2025 Poster Presentations
P425: LEVERAGING MACHINE LEARNING FOR INTUITIVE 3D VISUALIZATION IN SKULLBASE NEUROSURGERY TRAINING
Kiefer J Forseth, MD, PhD1; Michael G Brandel, MD1; Plonsker H Jillian, MD2; Jeffrey A Steinberg, MD1; Michael Levy1; Alexander A Khalessi, MD, MBA1; 1University of California San Diego; 2Lurie Children's Hospital of Chicago
Skullbase neurosurgery requires a trainee to develop an intimate familiarity with 3-dimensional anatomy of the target region as well as the approach corridor. This begins with careful study of 2-dimensional representations including stylized drawings, exemplar dissections, and intraoperative videos. The transition from 2 to 3-dimensional understanding of this anatomy is challenging, often accomplished through painstaking cadaveric practice.
Our objective was to translate the 2-dimensional teaching manuals of skullbase neurosurgery to an intuitive 3-dimesional format that directly mimics the surgeon’s vantage and mobility.
We adapted recent advances in machine learning to accomplish this aim. Visual information from a cadaveric dissection scene was collected with a variety of cameras – iPhone, GoPro, endoscope, or microscope. Approximately 200 pictures were sufficient to generate 4K-quality models. The images were spatially registered with structure-from-motion, estimating camera pose & intrinsic parameters. These features served as inputs for 3D gaussian splatting (3DGS) which enables novel-view synthesis by optimizing volumetric representation using gaussian primitives defined by position, opacity, and anisotropic covariance. All models were trained and rendered with a NVIDIA RTX 4070.

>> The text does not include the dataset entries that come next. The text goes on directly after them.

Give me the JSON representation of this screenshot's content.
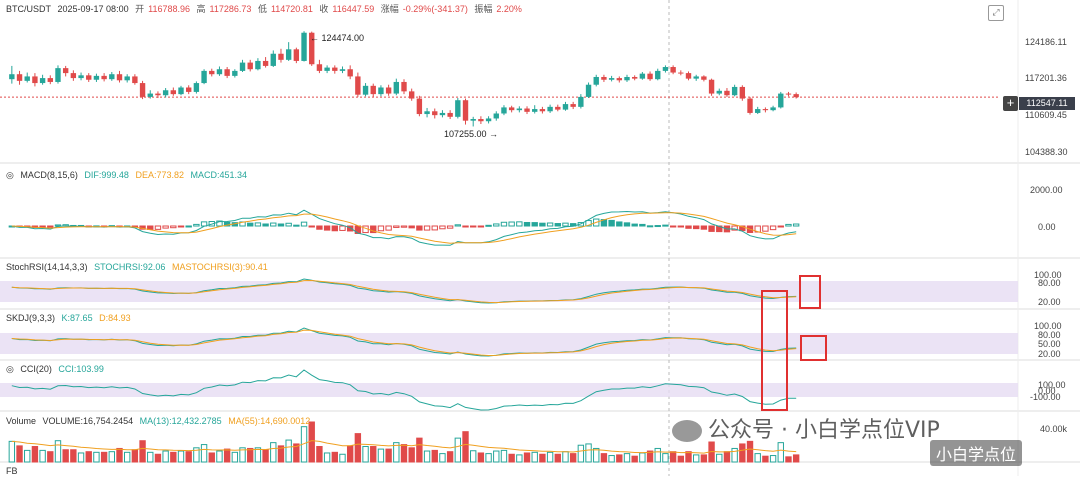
{
  "header": {
    "symbol": "BTC/USDT",
    "date": "2025-09-17 08:00",
    "open_label": "开",
    "open": "116788.96",
    "high_label": "高",
    "high": "117286.73",
    "low_label": "低",
    "low": "114720.81",
    "close_label": "收",
    "close": "116447.59",
    "change_label": "涨幅",
    "change": "-0.29%(-341.37)",
    "amp_label": "振幅",
    "amp": "2.20%"
  },
  "indicators": {
    "macd": {
      "label": "MACD(8,15,6)",
      "dif": "DIF:999.48",
      "dea": "DEA:773.82",
      "macd": "MACD:451.34"
    },
    "stochrsi": {
      "label": "StochRSI(14,14,3,3)",
      "k": "STOCHRSI:92.06",
      "d": "MASTOCHRSI(3):90.41"
    },
    "skdj": {
      "label": "SKDJ(9,3,3)",
      "k": "K:87.65",
      "d": "D:84.93"
    },
    "cci": {
      "label": "CCI(20)",
      "v": "CCI:103.99"
    },
    "volume": {
      "label": "Volume",
      "v": "VOLUME:16,754.2454",
      "ma13": "MA(13):12,432.2785",
      "ma55": "MA(55):14,690.0012"
    },
    "bottom": {
      "label": "FB"
    }
  },
  "price_axis": [
    "124186.11",
    "117201.36",
    "110609.45",
    "104388.30"
  ],
  "current_price": "112547.11",
  "macd_axis": [
    "2000.00",
    "0.00"
  ],
  "stoch_axis": [
    "100.00",
    "80.00",
    "20.00"
  ],
  "skdj_axis": [
    "100.00",
    "80.00",
    "50.00",
    "20.00"
  ],
  "cci_axis": [
    "100.00",
    "0.00",
    "-100.00"
  ],
  "vol_axis": [
    "40.00k"
  ],
  "annotations": {
    "high": "124474.00",
    "low": "107255.00"
  },
  "watermark": {
    "text": "公众号 · 小白学点位VIP",
    "text2": "小白学点位"
  },
  "colors": {
    "up": "#26a69a",
    "down": "#e04a4a",
    "dea": "#f0a020",
    "dif": "#26a69a",
    "band": "#e6dcf2",
    "box": "#e03030"
  },
  "chart_data": {
    "type": "candlestick",
    "title": "BTC/USDT",
    "candles": [
      {
        "o": 115800,
        "c": 116700,
        "h": 118200,
        "l": 115000
      },
      {
        "o": 116700,
        "c": 115500,
        "h": 117300,
        "l": 114800
      },
      {
        "o": 115500,
        "c": 116300,
        "h": 117000,
        "l": 115200
      },
      {
        "o": 116300,
        "c": 115100,
        "h": 116900,
        "l": 114500
      },
      {
        "o": 115100,
        "c": 116000,
        "h": 116600,
        "l": 114800
      },
      {
        "o": 116000,
        "c": 115300,
        "h": 116500,
        "l": 114900
      },
      {
        "o": 115300,
        "c": 117800,
        "h": 118300,
        "l": 115000
      },
      {
        "o": 117800,
        "c": 116900,
        "h": 118200,
        "l": 116300
      },
      {
        "o": 116900,
        "c": 116000,
        "h": 117400,
        "l": 115500
      },
      {
        "o": 116000,
        "c": 116500,
        "h": 117000,
        "l": 115600
      },
      {
        "o": 116500,
        "c": 115700,
        "h": 116900,
        "l": 115300
      },
      {
        "o": 115700,
        "c": 116400,
        "h": 116800,
        "l": 115300
      },
      {
        "o": 116400,
        "c": 115800,
        "h": 116900,
        "l": 115400
      },
      {
        "o": 115800,
        "c": 116700,
        "h": 117100,
        "l": 115500
      },
      {
        "o": 116700,
        "c": 115600,
        "h": 117300,
        "l": 115200
      },
      {
        "o": 115600,
        "c": 116300,
        "h": 116700,
        "l": 115200
      },
      {
        "o": 116300,
        "c": 115100,
        "h": 116700,
        "l": 114800
      },
      {
        "o": 115100,
        "c": 112600,
        "h": 115500,
        "l": 112200
      },
      {
        "o": 112600,
        "c": 113200,
        "h": 113800,
        "l": 112300
      },
      {
        "o": 113200,
        "c": 112900,
        "h": 113600,
        "l": 112400
      },
      {
        "o": 112900,
        "c": 113800,
        "h": 114200,
        "l": 112500
      },
      {
        "o": 113800,
        "c": 113100,
        "h": 114300,
        "l": 112800
      },
      {
        "o": 113100,
        "c": 114300,
        "h": 114600,
        "l": 112900
      },
      {
        "o": 114300,
        "c": 113500,
        "h": 114700,
        "l": 113100
      },
      {
        "o": 113500,
        "c": 115100,
        "h": 115400,
        "l": 113200
      },
      {
        "o": 115100,
        "c": 117300,
        "h": 117600,
        "l": 114900
      },
      {
        "o": 117300,
        "c": 116700,
        "h": 117700,
        "l": 116300
      },
      {
        "o": 116700,
        "c": 117600,
        "h": 118100,
        "l": 116400
      },
      {
        "o": 117600,
        "c": 116400,
        "h": 118000,
        "l": 116000
      },
      {
        "o": 116400,
        "c": 117300,
        "h": 117600,
        "l": 116100
      },
      {
        "o": 117300,
        "c": 118800,
        "h": 119300,
        "l": 117100
      },
      {
        "o": 118800,
        "c": 117600,
        "h": 119300,
        "l": 117200
      },
      {
        "o": 117600,
        "c": 119100,
        "h": 119600,
        "l": 117400
      },
      {
        "o": 119100,
        "c": 118200,
        "h": 119800,
        "l": 117900
      },
      {
        "o": 118200,
        "c": 120400,
        "h": 121000,
        "l": 118000
      },
      {
        "o": 120400,
        "c": 119300,
        "h": 121300,
        "l": 118800
      },
      {
        "o": 119300,
        "c": 121200,
        "h": 122500,
        "l": 119100
      },
      {
        "o": 121200,
        "c": 119100,
        "h": 121500,
        "l": 118700
      },
      {
        "o": 119100,
        "c": 124200,
        "h": 124474,
        "l": 119000
      },
      {
        "o": 124200,
        "c": 118500,
        "h": 124400,
        "l": 118200
      },
      {
        "o": 118500,
        "c": 117300,
        "h": 119300,
        "l": 116900
      },
      {
        "o": 117300,
        "c": 117900,
        "h": 118300,
        "l": 116900
      },
      {
        "o": 117900,
        "c": 117300,
        "h": 118300,
        "l": 116800
      },
      {
        "o": 117300,
        "c": 117600,
        "h": 118100,
        "l": 116900
      },
      {
        "o": 117600,
        "c": 116300,
        "h": 118300,
        "l": 115800
      },
      {
        "o": 116300,
        "c": 113000,
        "h": 117000,
        "l": 112600
      },
      {
        "o": 113000,
        "c": 114600,
        "h": 115100,
        "l": 112700
      },
      {
        "o": 114600,
        "c": 113100,
        "h": 115000,
        "l": 112600
      },
      {
        "o": 113100,
        "c": 114300,
        "h": 114700,
        "l": 112700
      },
      {
        "o": 114300,
        "c": 113200,
        "h": 114800,
        "l": 112800
      },
      {
        "o": 113200,
        "c": 115300,
        "h": 115900,
        "l": 112900
      },
      {
        "o": 115300,
        "c": 113600,
        "h": 115800,
        "l": 113100
      },
      {
        "o": 113600,
        "c": 112300,
        "h": 114100,
        "l": 111900
      },
      {
        "o": 112300,
        "c": 109500,
        "h": 112800,
        "l": 109100
      },
      {
        "o": 109500,
        "c": 110000,
        "h": 110600,
        "l": 108900
      },
      {
        "o": 110000,
        "c": 109300,
        "h": 110500,
        "l": 108700
      },
      {
        "o": 109300,
        "c": 109700,
        "h": 110200,
        "l": 108900
      },
      {
        "o": 109700,
        "c": 109000,
        "h": 110200,
        "l": 108600
      },
      {
        "o": 109000,
        "c": 112000,
        "h": 112400,
        "l": 108700
      },
      {
        "o": 112000,
        "c": 108300,
        "h": 112300,
        "l": 107600
      },
      {
        "o": 108300,
        "c": 108600,
        "h": 109000,
        "l": 107255
      },
      {
        "o": 108600,
        "c": 108200,
        "h": 109100,
        "l": 107700
      },
      {
        "o": 108200,
        "c": 108700,
        "h": 109100,
        "l": 107800
      },
      {
        "o": 108700,
        "c": 109600,
        "h": 110000,
        "l": 108300
      },
      {
        "o": 109600,
        "c": 110700,
        "h": 111100,
        "l": 109300
      },
      {
        "o": 110700,
        "c": 110200,
        "h": 111000,
        "l": 109800
      },
      {
        "o": 110200,
        "c": 110500,
        "h": 110900,
        "l": 109800
      },
      {
        "o": 110500,
        "c": 109900,
        "h": 110900,
        "l": 109500
      },
      {
        "o": 109900,
        "c": 110400,
        "h": 111100,
        "l": 109600
      },
      {
        "o": 110400,
        "c": 110000,
        "h": 110800,
        "l": 109600
      },
      {
        "o": 110000,
        "c": 110800,
        "h": 111200,
        "l": 109700
      },
      {
        "o": 110800,
        "c": 110300,
        "h": 111200,
        "l": 110000
      },
      {
        "o": 110300,
        "c": 111300,
        "h": 111700,
        "l": 110100
      },
      {
        "o": 111300,
        "c": 110800,
        "h": 111700,
        "l": 110400
      },
      {
        "o": 110800,
        "c": 112600,
        "h": 113100,
        "l": 110500
      },
      {
        "o": 112600,
        "c": 114800,
        "h": 115200,
        "l": 112400
      },
      {
        "o": 114800,
        "c": 116200,
        "h": 116600,
        "l": 114500
      },
      {
        "o": 116200,
        "c": 115700,
        "h": 116600,
        "l": 115300
      },
      {
        "o": 115700,
        "c": 116000,
        "h": 116400,
        "l": 115400
      },
      {
        "o": 116000,
        "c": 115600,
        "h": 116300,
        "l": 115200
      },
      {
        "o": 115600,
        "c": 116200,
        "h": 116600,
        "l": 115300
      },
      {
        "o": 116200,
        "c": 115900,
        "h": 116500,
        "l": 115600
      },
      {
        "o": 115900,
        "c": 116800,
        "h": 117100,
        "l": 115700
      },
      {
        "o": 116800,
        "c": 115800,
        "h": 117200,
        "l": 115500
      },
      {
        "o": 115800,
        "c": 117300,
        "h": 117700,
        "l": 115600
      },
      {
        "o": 117300,
        "c": 118000,
        "h": 118300,
        "l": 117000
      },
      {
        "o": 118000,
        "c": 117000,
        "h": 118300,
        "l": 116700
      },
      {
        "o": 117000,
        "c": 116900,
        "h": 117400,
        "l": 116500
      },
      {
        "o": 116900,
        "c": 115900,
        "h": 117200,
        "l": 115600
      },
      {
        "o": 115900,
        "c": 116300,
        "h": 116600,
        "l": 115500
      },
      {
        "o": 116300,
        "c": 115700,
        "h": 116500,
        "l": 115400
      },
      {
        "o": 115700,
        "c": 113200,
        "h": 115900,
        "l": 112800
      },
      {
        "o": 113200,
        "c": 113700,
        "h": 114100,
        "l": 112900
      },
      {
        "o": 113700,
        "c": 112900,
        "h": 114200,
        "l": 112600
      },
      {
        "o": 112900,
        "c": 114400,
        "h": 114800,
        "l": 112700
      },
      {
        "o": 114400,
        "c": 112300,
        "h": 114700,
        "l": 111900
      },
      {
        "o": 112300,
        "c": 109700,
        "h": 112600,
        "l": 109400
      },
      {
        "o": 109700,
        "c": 110400,
        "h": 110800,
        "l": 109500
      },
      {
        "o": 110400,
        "c": 110200,
        "h": 110700,
        "l": 109800
      },
      {
        "o": 110200,
        "c": 110700,
        "h": 111000,
        "l": 110000
      },
      {
        "o": 110700,
        "c": 113200,
        "h": 113500,
        "l": 110500
      },
      {
        "o": 113200,
        "c": 113100,
        "h": 113500,
        "l": 112700
      },
      {
        "o": 113100,
        "c": 112547,
        "h": 113400,
        "l": 112300
      }
    ],
    "ylim": [
      103000,
      126500
    ],
    "current_price": 112547.11
  }
}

With cadaveric specimens, we completed 10 classic neurosurgical approaches and captured models at 3 points in each dissection: pre-incision, dural exposure, and final intracranial view. The real-time rasterization of 3DGS enabled direct rendering of these models in Virtual Reality with a Meta Quest 3 headset. The trainee could thus move freely around the dissection table and directly manipulate the field with hand controllers. The casual capture and low computational costs allowed trainees to archive their own dissections for later review. This also facilitated faculty review of trainee’s dissections in detail without being physically present in the lab.
We endeavor to accelerate and enrich the training of neurosurgical residents in complex neuroanatomy by leveraging recent advances in computer vision, creating an interactive 3D manual of skullbase dissection.